Avellino, ora si sogna anche lo Scudetto. Un pari per passare il turno

Il successo contro il Bari permette all’Avellino di continuare a sognare.

Nella sfida con i galletti del Partenio-Lombardi i biancoverdi hanno ottenuto il dodicesimo successo di fila.

Record di vittorie per una squadra che non ha alcuna intenzione di fermarsi e che vuole entrare nella storia del calcio campano riportando uno scudetto di categoria in regione, che manca da tanti, troppi anni (l’ultima volta era stata l’Ischia di Campilongo a brindare).

All’Avellino, per passare il turno basterà un solo punto, nel match di mercoledì, contro il Picerno dell’ex biancoverde Emmanuele Esposito.

Agli irpini basterà un pareggio per arrivare alla semifinale. In questo momento solo Cesena e Pergolettese che si affronteranno domenica sono a 3 punti in testa al secondo girone mentre nel girone A in testa si trova il Lecco con 3 punti su Como e Arzignano con 1.

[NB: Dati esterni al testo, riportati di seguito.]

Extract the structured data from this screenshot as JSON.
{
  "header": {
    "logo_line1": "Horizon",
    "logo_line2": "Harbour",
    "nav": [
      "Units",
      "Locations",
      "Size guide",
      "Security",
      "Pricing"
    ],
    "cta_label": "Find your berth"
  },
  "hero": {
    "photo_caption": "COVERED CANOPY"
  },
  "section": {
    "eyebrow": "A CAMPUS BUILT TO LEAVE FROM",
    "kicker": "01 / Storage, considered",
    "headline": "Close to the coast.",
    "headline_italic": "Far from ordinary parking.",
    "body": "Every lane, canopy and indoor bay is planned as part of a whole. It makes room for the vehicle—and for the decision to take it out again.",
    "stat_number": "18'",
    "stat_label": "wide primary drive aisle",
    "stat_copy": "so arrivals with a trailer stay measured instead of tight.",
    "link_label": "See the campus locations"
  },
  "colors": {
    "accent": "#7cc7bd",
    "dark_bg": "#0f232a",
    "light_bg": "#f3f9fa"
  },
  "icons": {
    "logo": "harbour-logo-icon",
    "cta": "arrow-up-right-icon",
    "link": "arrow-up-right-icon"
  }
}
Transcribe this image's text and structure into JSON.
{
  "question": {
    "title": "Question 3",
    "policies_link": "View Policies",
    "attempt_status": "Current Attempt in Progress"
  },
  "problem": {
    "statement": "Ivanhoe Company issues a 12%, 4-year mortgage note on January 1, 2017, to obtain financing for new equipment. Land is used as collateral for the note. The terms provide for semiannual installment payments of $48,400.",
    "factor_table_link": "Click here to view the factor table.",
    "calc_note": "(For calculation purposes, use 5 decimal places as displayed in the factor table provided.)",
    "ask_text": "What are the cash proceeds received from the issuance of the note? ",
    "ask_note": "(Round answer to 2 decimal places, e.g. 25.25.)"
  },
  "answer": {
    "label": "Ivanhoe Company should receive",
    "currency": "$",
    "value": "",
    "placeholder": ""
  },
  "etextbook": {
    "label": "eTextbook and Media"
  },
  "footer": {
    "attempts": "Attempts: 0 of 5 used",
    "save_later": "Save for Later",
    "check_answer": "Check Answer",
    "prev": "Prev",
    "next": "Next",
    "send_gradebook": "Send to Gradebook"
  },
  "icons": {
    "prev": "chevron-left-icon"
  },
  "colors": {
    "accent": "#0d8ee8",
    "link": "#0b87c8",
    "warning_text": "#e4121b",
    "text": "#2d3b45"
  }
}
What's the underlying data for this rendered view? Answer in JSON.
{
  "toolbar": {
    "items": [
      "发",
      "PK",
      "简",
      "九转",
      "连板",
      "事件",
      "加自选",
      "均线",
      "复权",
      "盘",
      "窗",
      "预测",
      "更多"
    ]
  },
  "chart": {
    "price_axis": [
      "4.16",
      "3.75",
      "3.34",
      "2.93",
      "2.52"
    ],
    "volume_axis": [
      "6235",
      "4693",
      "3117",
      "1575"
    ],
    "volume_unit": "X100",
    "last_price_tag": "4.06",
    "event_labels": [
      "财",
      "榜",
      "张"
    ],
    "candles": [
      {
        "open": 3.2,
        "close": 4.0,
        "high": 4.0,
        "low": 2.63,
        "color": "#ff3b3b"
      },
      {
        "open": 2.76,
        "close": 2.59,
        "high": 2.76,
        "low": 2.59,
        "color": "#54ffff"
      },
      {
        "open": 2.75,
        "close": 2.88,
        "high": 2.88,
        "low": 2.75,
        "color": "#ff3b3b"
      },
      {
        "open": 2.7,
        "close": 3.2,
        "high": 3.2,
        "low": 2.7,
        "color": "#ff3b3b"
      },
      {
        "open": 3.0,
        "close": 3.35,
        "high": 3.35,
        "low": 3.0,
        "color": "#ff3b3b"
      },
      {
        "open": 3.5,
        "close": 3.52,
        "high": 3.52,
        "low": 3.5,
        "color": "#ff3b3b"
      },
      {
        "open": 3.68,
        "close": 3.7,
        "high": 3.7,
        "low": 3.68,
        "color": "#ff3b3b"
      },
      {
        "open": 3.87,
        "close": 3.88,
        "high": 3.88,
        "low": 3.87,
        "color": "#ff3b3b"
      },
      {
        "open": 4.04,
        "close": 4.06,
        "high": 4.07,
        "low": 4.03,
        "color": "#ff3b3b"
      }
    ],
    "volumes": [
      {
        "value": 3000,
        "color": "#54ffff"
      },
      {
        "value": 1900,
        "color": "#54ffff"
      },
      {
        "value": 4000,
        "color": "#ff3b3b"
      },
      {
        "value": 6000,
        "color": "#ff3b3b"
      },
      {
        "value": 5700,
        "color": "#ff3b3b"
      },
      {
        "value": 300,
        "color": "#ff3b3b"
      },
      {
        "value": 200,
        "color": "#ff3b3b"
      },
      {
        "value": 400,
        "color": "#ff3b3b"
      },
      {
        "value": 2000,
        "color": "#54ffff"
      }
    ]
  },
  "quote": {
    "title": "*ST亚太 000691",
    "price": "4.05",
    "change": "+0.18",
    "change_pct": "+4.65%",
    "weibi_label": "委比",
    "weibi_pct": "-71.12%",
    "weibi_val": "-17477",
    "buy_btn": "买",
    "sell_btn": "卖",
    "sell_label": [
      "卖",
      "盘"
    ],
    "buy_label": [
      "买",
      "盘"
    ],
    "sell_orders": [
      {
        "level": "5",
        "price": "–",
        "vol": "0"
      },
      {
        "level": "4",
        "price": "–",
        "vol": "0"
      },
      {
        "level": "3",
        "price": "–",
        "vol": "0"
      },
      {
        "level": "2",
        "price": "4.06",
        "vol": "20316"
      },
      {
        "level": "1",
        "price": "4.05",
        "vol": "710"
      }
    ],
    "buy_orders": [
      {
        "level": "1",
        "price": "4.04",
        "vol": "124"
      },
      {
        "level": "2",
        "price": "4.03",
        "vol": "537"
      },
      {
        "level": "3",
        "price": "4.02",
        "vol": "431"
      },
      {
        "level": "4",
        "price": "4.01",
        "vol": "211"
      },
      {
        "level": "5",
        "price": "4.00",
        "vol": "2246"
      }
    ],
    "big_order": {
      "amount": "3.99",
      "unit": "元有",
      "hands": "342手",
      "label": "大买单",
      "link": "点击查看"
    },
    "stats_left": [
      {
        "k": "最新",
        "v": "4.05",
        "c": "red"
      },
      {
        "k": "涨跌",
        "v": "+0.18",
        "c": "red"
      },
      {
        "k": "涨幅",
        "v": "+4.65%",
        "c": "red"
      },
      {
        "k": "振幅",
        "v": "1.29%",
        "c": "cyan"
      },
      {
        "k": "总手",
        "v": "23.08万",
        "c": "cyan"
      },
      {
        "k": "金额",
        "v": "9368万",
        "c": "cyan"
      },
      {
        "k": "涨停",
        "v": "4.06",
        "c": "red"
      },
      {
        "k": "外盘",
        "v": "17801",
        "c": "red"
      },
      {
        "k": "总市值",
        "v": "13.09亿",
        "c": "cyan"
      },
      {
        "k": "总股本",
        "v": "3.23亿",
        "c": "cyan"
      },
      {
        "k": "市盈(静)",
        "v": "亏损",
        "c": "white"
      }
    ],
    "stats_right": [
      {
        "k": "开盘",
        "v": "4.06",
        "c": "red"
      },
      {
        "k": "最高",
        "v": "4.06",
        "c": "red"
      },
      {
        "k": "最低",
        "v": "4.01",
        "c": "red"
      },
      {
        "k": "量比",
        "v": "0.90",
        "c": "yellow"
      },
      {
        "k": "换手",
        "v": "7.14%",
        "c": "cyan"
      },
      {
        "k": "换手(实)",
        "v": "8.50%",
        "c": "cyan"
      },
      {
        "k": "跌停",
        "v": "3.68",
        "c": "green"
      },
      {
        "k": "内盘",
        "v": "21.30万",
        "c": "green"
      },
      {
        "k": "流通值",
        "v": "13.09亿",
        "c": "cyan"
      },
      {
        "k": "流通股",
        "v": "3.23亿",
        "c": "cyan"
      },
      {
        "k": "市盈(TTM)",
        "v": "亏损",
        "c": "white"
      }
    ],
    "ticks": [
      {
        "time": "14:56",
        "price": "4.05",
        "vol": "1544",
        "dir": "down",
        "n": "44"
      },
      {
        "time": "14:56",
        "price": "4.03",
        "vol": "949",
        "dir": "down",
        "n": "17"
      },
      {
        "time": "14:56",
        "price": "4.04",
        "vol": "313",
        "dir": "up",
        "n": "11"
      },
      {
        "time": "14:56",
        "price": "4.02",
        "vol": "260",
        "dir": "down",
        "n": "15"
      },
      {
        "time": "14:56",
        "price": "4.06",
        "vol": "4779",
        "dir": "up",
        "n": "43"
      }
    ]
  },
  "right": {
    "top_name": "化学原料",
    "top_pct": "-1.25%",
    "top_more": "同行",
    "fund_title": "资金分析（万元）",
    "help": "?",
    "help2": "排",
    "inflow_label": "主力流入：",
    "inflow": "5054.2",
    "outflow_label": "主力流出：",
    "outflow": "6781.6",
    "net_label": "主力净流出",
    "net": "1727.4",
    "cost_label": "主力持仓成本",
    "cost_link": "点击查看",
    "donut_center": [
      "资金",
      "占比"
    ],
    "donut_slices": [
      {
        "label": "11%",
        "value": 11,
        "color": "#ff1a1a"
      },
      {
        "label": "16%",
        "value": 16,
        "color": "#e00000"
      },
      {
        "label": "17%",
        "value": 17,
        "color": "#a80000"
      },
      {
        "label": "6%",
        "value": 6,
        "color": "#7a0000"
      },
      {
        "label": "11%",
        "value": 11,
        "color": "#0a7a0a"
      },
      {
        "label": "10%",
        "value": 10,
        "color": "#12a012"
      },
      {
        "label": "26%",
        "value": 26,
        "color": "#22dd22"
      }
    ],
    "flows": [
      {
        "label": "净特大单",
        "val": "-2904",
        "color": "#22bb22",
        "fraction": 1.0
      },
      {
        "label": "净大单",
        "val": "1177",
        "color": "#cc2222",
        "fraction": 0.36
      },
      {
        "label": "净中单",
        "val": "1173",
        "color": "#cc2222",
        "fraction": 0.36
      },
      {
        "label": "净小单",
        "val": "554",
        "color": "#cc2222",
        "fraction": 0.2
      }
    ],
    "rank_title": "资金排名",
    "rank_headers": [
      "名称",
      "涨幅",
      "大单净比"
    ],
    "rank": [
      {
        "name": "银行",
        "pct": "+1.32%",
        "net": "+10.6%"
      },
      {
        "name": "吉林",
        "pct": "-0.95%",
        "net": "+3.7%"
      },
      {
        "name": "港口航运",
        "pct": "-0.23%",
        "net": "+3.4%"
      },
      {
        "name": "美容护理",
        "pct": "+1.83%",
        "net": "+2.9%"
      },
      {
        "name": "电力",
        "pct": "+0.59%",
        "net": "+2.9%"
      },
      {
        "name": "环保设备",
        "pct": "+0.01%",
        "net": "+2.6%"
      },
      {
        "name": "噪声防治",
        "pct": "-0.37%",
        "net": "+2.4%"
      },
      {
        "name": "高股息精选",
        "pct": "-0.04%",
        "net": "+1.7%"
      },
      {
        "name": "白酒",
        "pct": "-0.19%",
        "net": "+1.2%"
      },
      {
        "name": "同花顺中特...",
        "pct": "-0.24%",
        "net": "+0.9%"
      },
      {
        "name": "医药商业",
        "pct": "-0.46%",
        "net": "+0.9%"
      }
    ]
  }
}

Il 31 si giocheranno le semifinali in campo neutro. Due giorni dopo la finale, sempre su un campo neutro che dovrà individuare la Lega Nazionale Dilettanti. In teoria, i lupi potrebbero passare anche come migliore seconda del raggruppamento. Morero e compagni, si ritroveranno difronte un avversario molto attrezzato.

Una squadra, che nel proprio girone ha dimostrato di avere grosse qualità. Un gruppo, quello di Giacomarro che in attacco può contare su Santaniello e su Gallon. L’ex Cagliari nel mese di dicembre, era finito sul taccuino di Musa.